Pilot mentions that Moya has “power cells.” We have, so far, no information on how Moya travels through space; she just…does. Pilot’s instructions for reverse starburst include funneling the “ion backwash.” The ion backwash chamber was mentioned in “Exodus From Genesis” (1.03). Now we learn it has something to do with Moya’s propulsion. We still know nothing more about what fuel Moya uses and how she propels herself through space. She’s a living ship but what does she eat? How does she move?

Aeryn’s reaction to Crichton praising her for modifying the headsets so that they can communicate is interesting. He is alluding to her earlier reluctance to be a “scientist.” She replies. “Well, it’s military tech. It’s battle tested.” So, she justifies it to herself by saying she was working with military gear not some pansy something else.  It is a sign that Aeryn is reluctant to see herself as anything other than a soldier.

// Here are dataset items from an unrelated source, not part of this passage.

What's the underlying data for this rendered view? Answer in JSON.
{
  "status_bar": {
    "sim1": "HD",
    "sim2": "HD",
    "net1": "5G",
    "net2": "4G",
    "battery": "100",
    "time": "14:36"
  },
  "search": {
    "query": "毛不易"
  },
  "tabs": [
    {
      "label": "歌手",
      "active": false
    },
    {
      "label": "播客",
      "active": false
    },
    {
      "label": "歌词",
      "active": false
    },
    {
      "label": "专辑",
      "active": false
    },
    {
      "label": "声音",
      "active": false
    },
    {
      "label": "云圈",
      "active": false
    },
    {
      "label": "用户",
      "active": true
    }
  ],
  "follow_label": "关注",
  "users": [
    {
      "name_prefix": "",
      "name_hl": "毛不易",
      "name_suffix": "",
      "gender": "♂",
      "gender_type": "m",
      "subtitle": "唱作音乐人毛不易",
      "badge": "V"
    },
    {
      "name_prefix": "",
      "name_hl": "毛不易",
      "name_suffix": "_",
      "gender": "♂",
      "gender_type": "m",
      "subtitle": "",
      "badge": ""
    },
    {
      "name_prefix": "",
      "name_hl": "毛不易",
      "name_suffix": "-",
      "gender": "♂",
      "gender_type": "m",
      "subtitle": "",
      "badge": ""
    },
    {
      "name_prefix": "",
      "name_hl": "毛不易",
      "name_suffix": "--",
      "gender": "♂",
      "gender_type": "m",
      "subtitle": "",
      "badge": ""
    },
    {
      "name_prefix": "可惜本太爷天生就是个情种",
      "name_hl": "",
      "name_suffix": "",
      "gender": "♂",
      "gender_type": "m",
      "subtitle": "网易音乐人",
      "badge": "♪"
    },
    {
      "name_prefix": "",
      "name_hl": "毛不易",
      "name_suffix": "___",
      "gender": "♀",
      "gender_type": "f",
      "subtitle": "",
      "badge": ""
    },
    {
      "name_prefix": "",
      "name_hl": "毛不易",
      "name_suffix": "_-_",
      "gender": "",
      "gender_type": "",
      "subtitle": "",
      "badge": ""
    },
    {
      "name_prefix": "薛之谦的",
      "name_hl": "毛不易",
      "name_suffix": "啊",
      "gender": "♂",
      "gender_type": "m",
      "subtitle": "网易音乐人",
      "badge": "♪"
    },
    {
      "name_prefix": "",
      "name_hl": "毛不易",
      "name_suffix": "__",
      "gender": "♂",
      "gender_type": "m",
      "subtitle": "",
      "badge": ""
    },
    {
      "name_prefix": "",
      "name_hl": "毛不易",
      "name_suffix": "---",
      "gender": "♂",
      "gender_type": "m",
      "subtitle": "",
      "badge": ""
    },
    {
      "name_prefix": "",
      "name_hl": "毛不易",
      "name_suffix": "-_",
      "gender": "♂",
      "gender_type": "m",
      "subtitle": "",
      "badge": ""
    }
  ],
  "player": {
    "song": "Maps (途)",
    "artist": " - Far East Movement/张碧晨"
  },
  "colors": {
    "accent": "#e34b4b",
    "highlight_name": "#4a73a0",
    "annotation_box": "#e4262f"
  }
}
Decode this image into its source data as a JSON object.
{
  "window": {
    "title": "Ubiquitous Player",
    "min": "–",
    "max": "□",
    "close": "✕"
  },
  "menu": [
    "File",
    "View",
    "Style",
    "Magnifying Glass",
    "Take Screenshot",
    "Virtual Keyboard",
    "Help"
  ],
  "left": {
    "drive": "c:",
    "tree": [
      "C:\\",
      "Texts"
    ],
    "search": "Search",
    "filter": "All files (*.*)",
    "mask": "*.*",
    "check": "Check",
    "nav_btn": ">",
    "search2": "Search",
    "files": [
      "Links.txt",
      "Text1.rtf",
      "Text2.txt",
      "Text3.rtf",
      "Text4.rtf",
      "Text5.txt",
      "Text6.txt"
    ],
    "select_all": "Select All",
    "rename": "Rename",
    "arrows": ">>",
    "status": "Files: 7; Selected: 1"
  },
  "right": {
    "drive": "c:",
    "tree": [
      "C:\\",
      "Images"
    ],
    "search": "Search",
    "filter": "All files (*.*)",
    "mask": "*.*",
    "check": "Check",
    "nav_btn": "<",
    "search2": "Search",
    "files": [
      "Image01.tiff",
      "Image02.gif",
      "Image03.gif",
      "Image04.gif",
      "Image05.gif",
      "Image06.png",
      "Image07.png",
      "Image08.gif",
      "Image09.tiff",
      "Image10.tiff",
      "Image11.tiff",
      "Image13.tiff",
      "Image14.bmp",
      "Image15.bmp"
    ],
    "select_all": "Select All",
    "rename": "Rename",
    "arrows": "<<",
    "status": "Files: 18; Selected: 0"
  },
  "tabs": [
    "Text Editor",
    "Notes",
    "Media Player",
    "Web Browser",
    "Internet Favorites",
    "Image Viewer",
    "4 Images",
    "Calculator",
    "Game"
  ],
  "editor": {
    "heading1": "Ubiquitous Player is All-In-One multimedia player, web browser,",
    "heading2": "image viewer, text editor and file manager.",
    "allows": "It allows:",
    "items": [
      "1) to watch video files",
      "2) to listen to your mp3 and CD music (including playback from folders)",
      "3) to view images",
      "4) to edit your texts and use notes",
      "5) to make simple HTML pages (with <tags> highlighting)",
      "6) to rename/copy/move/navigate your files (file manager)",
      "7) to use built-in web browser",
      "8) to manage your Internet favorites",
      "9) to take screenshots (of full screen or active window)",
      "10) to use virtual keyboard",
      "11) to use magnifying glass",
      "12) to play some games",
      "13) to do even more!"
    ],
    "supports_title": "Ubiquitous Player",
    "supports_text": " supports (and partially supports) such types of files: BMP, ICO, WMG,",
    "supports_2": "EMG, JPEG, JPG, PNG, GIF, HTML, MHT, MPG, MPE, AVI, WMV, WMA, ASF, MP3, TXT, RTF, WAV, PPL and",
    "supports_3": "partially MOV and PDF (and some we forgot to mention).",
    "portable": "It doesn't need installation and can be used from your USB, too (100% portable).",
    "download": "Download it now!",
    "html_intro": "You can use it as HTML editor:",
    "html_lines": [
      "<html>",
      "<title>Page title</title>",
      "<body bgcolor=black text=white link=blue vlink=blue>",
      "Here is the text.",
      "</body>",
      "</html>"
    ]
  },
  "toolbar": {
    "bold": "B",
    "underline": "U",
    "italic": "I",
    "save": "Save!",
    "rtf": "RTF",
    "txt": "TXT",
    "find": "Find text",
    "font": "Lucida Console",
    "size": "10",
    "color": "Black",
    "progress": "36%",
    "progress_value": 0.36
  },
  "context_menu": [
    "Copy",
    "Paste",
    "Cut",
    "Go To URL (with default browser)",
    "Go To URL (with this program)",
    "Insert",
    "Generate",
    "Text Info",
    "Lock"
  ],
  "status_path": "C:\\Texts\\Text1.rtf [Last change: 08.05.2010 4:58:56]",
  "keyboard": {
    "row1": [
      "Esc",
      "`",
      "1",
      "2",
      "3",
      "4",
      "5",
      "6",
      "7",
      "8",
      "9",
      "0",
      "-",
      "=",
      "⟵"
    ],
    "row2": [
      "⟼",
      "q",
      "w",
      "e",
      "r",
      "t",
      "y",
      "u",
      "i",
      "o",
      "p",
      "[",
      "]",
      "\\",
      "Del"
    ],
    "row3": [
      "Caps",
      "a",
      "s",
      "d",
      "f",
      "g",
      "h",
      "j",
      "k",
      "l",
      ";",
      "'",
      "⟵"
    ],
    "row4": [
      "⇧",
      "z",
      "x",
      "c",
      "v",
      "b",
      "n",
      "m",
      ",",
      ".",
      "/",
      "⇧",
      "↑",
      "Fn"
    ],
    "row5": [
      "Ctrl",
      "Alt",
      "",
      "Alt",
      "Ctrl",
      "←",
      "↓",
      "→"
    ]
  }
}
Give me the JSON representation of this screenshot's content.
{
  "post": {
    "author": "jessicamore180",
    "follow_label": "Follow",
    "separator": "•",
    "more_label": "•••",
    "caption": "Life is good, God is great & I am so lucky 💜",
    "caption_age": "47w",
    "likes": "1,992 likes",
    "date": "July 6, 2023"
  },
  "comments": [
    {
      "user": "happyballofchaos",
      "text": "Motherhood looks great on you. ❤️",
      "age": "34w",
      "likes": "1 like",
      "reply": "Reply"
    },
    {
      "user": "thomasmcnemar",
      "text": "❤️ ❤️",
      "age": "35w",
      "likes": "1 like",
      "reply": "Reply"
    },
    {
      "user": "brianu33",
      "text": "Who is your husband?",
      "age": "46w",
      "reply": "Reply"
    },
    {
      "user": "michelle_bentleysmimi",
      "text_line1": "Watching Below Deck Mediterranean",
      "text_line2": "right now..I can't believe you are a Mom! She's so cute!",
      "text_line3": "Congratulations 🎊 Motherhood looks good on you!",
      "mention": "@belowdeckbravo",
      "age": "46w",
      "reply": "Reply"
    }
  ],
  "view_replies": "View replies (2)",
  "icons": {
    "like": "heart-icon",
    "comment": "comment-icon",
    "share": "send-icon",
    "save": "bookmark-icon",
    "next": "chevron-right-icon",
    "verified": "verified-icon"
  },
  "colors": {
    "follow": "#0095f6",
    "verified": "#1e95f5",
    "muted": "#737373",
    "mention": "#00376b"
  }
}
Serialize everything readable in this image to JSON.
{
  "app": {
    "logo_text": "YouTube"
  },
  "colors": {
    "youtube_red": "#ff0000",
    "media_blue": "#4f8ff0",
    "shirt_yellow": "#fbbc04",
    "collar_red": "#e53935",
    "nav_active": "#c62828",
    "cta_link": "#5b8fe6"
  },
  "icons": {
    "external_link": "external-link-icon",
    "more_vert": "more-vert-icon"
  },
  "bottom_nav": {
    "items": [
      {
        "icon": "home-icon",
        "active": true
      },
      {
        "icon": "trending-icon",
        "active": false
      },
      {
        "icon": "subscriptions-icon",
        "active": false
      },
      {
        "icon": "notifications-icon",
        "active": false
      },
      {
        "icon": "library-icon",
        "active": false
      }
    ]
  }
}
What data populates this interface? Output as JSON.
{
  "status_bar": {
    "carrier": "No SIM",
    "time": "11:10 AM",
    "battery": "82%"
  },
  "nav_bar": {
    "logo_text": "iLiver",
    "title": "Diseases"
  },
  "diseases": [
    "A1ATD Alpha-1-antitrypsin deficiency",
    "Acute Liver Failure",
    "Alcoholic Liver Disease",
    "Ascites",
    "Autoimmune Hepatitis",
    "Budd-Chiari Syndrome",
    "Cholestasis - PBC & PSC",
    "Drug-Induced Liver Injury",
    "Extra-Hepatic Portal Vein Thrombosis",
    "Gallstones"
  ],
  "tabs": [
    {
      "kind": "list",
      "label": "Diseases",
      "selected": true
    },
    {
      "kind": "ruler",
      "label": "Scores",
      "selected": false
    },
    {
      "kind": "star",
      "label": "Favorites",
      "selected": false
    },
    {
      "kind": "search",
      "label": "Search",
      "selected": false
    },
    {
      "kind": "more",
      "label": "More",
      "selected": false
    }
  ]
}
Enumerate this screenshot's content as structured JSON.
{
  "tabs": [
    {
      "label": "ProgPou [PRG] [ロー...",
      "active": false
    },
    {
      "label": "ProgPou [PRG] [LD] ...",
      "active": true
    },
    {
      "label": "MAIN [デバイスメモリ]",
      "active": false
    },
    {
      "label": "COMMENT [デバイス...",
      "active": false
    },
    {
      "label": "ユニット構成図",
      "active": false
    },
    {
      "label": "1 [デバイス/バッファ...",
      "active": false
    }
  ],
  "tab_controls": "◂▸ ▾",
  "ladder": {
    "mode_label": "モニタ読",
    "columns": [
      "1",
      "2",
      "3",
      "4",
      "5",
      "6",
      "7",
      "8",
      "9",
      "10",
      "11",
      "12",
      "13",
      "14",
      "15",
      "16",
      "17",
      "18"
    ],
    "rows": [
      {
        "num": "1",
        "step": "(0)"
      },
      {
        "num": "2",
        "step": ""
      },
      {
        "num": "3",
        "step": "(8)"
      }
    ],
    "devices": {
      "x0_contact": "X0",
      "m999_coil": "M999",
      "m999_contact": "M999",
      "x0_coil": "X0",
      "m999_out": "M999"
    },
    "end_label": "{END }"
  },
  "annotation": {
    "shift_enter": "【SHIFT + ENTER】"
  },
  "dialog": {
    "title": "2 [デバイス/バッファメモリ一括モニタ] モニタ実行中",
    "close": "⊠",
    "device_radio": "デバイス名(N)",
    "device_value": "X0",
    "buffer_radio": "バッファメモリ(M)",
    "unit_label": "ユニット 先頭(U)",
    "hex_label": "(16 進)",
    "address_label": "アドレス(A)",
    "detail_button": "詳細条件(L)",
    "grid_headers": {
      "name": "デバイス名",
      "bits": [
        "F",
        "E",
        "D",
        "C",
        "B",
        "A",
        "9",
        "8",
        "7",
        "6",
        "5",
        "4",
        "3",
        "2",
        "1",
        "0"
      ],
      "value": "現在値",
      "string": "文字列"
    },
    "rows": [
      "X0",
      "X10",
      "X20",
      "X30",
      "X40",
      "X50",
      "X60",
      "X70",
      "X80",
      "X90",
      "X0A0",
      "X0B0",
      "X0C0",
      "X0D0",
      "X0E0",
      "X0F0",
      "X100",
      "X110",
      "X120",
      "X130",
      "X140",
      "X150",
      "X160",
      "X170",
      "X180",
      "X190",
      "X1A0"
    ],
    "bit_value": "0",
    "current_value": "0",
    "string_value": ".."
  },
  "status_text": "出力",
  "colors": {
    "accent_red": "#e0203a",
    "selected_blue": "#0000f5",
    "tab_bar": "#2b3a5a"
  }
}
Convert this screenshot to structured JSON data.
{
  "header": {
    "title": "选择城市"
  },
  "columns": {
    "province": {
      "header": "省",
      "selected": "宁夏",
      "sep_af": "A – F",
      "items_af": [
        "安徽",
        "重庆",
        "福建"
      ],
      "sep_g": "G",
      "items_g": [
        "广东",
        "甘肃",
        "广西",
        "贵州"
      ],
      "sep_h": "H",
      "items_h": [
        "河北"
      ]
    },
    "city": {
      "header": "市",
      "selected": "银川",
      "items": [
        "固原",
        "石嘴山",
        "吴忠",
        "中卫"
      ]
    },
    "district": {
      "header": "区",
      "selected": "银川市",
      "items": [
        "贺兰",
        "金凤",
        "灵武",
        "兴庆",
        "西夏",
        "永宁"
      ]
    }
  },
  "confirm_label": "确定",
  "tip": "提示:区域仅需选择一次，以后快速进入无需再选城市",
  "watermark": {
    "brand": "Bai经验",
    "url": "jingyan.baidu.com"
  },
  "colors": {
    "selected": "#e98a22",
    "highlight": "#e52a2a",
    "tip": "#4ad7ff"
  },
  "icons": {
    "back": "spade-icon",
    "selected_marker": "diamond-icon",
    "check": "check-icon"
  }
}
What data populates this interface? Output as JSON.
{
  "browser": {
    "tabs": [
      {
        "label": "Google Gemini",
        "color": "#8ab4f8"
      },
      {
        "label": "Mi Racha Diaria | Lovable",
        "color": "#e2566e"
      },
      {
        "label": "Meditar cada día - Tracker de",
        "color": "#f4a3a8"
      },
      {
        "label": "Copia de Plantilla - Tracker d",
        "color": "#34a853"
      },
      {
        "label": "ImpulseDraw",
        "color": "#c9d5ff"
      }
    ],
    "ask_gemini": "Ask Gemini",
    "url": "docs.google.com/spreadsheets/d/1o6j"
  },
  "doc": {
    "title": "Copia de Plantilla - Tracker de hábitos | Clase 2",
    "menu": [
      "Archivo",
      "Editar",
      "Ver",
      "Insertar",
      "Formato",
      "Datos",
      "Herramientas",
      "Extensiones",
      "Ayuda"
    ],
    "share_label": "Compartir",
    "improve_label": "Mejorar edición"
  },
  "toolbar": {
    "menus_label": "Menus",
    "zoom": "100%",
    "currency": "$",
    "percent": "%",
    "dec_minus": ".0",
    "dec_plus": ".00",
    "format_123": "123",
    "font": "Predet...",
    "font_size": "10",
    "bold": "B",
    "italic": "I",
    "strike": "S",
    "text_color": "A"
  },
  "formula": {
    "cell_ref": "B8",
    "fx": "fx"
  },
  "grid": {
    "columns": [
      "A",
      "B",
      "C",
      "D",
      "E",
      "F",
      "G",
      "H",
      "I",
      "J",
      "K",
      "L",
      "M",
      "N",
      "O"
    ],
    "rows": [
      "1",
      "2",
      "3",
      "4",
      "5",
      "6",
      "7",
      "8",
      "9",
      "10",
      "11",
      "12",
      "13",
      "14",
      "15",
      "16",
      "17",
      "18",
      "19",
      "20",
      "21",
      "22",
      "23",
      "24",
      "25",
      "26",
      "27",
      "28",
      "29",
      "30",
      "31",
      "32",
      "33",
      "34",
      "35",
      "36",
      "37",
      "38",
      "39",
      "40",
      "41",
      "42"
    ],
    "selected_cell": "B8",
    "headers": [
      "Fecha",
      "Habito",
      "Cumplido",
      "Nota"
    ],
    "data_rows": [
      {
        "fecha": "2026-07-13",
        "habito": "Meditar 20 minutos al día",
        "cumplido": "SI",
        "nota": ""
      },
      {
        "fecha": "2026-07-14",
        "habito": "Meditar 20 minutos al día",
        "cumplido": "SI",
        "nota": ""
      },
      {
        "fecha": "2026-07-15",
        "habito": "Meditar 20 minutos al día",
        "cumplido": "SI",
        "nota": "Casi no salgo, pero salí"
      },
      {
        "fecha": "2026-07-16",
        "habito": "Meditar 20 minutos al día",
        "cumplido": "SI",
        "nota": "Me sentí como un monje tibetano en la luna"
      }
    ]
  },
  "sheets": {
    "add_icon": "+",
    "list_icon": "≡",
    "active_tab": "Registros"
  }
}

Crichton’s reference to the TV show Star Search (1983-1993) is now quite dated. It was arguably dated in 1999 when this episode aired. That is the weakness of pop culture references—they often do not survive more than a few years in the memory.

The final scene is the first time we see D’Argo actually relaxed and happy.

Crichton is in a position to figure out what is going on by virtue of the fact that he–unlike Rygel, Aeryn, and D’Argo–is not transported out of normal Moya. It follows the Farscape template of learning about the plot problems and solutions through Crichton’s point of view.


The significance of this episode is profound. But wait, the wild and intense ride is only just beginning.